Just because he's leaving, doesn't mean Jagr did not enjoy his time in the NHL.
"The NHL gave me an opportunity to play hockey," he said. "And I played with so many great players. Especially in Pittsburgh with Mario (Lemieux) and Ron Francis and Bryan Trottier and Paul Coffey - all those great players. I had a chance to learn hockey from them. I was very lucky.
"Probably the luckiest year was when I was 18 years old and came to the Pittsburgh Penguins," continued Jagr. "It's not only about winning the Cup but it's about the players that won the Cup. They players on that team worked so hard to win that Cup. When you're a young guy and you see how hard the older guys work, you feel bad if you don't do that with them. They taught me everything - on the ice and off the ice."
On Thursday, Rangers general manager Glen Sather said the club could no longer wait for Jagr to decide where he wanted to play and signed former Vancouver captain Markus Naslund to replace him.
"I gave him the information that we are going to move on at this time. I couldn't wait any longer," Sather said in a conference call Thursday.
Nevertheless, Jagr was grateful for his time in New York.
"I'm thankful for the three years I had in New York," said Jagr. "They were great years. I understand that I'm older and the team decided to go in a different direction because they couldn't get the deal done.
"I will never say one bad word against the Rangers organization or Glen. They were great to me. And I'm not lying when I say that, it's really how I feel. They were always great to me."
Despite the Rangers moving on, there had been reports that Jagr was being pursued by the Edmonton Oilers, who were offering $7 million, and his former squad the Pittsburgh Penguins. All of teams are believed to have been offering one-year contracts - something Jagr was unwilling to agree to.
"I wanted to go home in three years so I was looking for a three-year contract if I wanted to stay here," said Jagr. "But it looks like with the new [Collective Barganing Agreement], it's tough for older guys to sign long-term contracts because teams are worried you're going to get injured or retire and they're stuck with the salary on the salary cap."
Under the current CBA, contracts of players 35-years of age or older will still count against the cap even if the player retires midway through the contract.
"So it was too tough for any team to sign me to a three-year contract," said Jagr. "But I didn't want to do a one-year deal because I didn't want to go through the same thing again next summer. Because I really didn't enjoy this."

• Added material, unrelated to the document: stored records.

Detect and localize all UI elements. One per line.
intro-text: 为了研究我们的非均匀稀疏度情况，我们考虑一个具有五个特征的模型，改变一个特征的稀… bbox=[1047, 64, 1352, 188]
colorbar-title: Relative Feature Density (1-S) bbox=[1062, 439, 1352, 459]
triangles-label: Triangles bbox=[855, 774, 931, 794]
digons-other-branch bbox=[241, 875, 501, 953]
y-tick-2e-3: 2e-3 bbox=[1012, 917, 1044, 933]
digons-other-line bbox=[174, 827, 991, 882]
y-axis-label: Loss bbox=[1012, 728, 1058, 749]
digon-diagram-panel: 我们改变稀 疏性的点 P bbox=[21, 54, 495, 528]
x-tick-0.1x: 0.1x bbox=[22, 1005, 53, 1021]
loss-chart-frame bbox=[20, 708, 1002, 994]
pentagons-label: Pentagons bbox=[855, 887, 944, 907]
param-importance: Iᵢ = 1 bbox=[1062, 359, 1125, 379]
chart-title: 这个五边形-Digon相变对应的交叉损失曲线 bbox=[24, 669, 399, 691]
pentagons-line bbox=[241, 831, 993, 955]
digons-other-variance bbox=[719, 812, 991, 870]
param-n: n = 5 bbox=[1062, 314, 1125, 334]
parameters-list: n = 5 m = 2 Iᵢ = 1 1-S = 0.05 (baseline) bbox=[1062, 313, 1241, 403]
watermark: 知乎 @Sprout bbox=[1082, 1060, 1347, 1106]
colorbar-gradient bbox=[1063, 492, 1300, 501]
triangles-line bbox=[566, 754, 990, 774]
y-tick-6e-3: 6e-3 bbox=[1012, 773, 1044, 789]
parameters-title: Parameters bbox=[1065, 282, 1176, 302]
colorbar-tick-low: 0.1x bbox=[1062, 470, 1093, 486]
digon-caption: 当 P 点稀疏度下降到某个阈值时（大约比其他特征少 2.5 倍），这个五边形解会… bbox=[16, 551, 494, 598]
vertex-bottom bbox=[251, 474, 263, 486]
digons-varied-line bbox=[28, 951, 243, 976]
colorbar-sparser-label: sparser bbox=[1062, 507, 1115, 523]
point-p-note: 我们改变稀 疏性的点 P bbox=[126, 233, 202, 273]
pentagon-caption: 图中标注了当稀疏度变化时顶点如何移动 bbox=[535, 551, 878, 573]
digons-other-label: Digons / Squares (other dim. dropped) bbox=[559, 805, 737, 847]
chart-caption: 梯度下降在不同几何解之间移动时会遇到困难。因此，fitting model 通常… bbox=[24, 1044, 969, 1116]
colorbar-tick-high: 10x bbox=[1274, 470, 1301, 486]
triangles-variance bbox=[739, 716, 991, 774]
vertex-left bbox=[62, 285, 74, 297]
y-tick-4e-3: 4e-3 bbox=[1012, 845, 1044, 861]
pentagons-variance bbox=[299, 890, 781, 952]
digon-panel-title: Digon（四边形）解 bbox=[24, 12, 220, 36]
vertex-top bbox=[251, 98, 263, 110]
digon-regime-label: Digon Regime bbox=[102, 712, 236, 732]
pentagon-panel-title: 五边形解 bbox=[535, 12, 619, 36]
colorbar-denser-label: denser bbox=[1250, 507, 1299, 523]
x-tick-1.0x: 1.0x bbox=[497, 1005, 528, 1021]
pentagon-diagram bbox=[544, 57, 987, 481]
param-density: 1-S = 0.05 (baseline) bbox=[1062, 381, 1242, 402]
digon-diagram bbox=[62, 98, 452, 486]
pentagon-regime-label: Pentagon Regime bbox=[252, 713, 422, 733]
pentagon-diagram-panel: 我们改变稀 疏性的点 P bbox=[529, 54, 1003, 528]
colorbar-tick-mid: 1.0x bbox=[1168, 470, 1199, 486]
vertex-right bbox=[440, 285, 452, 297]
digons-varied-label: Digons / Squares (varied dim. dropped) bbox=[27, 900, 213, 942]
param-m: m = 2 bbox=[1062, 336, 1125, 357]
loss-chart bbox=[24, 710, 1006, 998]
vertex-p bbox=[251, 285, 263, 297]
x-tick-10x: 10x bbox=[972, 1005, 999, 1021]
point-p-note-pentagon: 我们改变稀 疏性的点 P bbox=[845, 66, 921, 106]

Jagr, who tallied 25 goals and 46 assists for the Blueshirts last season, also played for Avangard during the NHL's lockout season in 2004-05.
"Don't forget I'm from Europe," said Jagr. "Russia is nothing new for me. It's close to the Czech Republic. It would be different for American or Canadian players but for me, I enjoy it. The people love hockey and I had a great time out there."
An eight-time NHL All-Star and 1999 Hart Trophy winner as the league's MVP, Jagr has registered 646 goals and 963 assists in 1,273 NHL games with Pittsburgh, Washington and the Rangers.
The Czech Republic native was also a part of two Stanley Cup winners in 1991 and 1992 with the Penguins.